The setup phase runs once before the map phase begins, executing in the parent worktree. It's used to initialize the environment, generate work items, download data, or prepare configuration.

Execution Context

The setup phase: - Runs once before map phase begins - Executes in parent worktree, providing isolation from main repository (not the main repository itself) - Creates checkpoint after successful completion, stored at ~/.prodigy/state/{repo_name}/mapreduce/jobs/{job_id}/setup-checkpoint.json - Preserves setup outputs, environment state, and captured variables for resume capability - Outputs available to map and reduce phases via captured variables

This isolation ensures the main repository remains untouched while setup operations prepare the environment for parallel processing. All setup operations execute in the parent worktree, providing safety for initialization tasks.

Common Use Cases

The setup phase is typically used for:

  • Generate work items - Create JSON arrays of items to process in parallel
  • Initialize environment - Install dependencies, configure tools, set up databases
  • Download data - Fetch datasets, clone repositories, pull artifacts
  • Prepare configuration - Generate configs, resolve templates, validate settings

Configuration Formats

The setup phase supports two formats: simple array OR full configuration object.

# Simple array format
setup:
  - shell: "prepare-data.sh"
  - shell: "analyze-codebase.sh"

# Full configuration format with timeout and capture
setup:
  commands:
    - shell: "prepare-data.sh"
    - shell: "analyze-codebase.sh"

  # Timeout for entire setup phase
  # Accepts numeric seconds (300) or string with env var ("${SETUP_TIMEOUT}")
  timeout: 300  # or timeout: "${SETUP_TIMEOUT}"

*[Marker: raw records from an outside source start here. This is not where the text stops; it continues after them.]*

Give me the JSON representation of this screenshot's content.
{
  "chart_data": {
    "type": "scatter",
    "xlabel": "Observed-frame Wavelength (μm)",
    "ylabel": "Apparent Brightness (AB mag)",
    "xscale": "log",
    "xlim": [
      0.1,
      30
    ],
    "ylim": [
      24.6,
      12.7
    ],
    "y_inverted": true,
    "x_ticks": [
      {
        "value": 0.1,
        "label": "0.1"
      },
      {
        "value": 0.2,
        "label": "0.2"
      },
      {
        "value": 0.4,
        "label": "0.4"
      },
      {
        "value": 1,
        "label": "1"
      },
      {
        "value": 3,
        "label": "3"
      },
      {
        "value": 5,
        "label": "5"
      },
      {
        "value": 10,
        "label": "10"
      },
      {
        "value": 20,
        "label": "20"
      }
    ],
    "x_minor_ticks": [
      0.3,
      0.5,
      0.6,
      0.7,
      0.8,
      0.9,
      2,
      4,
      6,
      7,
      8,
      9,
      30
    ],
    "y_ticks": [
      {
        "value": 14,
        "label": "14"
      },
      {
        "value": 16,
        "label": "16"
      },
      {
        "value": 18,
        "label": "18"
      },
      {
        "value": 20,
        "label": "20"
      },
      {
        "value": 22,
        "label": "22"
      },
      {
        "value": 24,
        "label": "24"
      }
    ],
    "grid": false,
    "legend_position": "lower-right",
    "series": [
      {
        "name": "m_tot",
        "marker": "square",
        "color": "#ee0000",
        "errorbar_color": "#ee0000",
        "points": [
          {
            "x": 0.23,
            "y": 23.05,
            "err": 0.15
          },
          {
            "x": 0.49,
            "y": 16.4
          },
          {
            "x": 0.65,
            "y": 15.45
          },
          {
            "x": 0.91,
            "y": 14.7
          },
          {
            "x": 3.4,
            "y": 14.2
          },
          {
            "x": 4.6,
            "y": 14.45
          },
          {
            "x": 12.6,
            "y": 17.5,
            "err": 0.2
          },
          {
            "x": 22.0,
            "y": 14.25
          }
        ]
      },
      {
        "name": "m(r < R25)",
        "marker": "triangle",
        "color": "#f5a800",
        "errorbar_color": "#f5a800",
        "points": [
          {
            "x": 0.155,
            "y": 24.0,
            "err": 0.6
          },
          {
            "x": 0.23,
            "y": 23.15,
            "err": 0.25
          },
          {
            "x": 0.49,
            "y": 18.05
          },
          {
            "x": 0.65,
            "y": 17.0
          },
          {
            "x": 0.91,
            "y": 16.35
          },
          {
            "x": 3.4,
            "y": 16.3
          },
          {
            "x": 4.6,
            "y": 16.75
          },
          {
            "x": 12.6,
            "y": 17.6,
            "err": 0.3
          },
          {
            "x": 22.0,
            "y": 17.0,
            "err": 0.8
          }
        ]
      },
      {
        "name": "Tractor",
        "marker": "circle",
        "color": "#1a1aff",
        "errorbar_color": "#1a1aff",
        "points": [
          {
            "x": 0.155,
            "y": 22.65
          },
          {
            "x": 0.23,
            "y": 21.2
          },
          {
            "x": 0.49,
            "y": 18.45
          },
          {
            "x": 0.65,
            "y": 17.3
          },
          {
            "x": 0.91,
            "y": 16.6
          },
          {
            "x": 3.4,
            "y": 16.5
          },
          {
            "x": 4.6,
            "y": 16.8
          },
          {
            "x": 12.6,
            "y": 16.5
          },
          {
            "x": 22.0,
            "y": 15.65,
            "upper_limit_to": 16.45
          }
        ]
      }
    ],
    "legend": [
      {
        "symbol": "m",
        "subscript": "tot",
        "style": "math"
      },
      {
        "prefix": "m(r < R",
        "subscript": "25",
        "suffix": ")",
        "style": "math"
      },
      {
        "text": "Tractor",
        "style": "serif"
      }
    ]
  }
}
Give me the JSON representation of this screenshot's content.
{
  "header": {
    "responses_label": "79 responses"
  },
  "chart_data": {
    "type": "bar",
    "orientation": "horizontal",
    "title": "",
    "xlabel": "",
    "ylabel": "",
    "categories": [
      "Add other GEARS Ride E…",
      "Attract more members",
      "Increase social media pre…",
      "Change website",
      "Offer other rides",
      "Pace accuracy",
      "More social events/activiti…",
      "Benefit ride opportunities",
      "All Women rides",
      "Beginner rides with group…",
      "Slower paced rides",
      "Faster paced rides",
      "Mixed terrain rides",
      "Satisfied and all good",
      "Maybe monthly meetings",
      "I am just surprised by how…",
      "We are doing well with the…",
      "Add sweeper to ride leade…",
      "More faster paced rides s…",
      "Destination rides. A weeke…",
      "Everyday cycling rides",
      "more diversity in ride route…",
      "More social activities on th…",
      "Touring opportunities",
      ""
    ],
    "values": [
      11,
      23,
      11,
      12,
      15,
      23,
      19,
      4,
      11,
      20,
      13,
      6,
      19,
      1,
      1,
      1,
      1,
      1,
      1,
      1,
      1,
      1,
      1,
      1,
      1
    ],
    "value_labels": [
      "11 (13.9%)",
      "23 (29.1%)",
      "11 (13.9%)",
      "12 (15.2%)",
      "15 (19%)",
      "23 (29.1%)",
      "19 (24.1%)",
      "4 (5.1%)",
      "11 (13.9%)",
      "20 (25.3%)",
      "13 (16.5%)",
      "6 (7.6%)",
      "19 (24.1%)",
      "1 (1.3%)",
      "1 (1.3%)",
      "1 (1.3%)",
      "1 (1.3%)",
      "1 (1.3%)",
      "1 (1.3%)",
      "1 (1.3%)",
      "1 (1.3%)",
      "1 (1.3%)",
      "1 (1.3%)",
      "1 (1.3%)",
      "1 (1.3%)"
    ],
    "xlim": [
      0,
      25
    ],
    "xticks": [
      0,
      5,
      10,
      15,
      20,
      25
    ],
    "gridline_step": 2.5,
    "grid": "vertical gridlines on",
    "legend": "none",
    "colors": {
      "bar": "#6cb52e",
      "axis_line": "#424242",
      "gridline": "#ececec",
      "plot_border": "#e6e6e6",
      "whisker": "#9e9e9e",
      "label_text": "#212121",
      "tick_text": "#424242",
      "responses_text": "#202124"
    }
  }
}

  # Capture outputs from setup commands
  capture_outputs:
    # Simple format (shorthand - captures stdout with defaults)
    # Use for basic stdout capture without JSON extraction
    file_count: 0  # Capture stdout from command at index 0

    # Detailed CaptureConfig format
    # Use for JSON extraction, size limits, or custom sources
    analysis_result:
      command_index: 1
      source: stdout           # stdout, stderr, both, combined (see below)
      json_path: "$.result"    # Extract JSON field
      pattern: "^Result: (.+)$" # Optional: Extract using regex capture group
      max_size: 1048576        # Max bytes (1MB)
      default: "{}"            # Fallback if extraction fails
      multiline: preserve      # preserve, join, first_line, last_line, array (see below)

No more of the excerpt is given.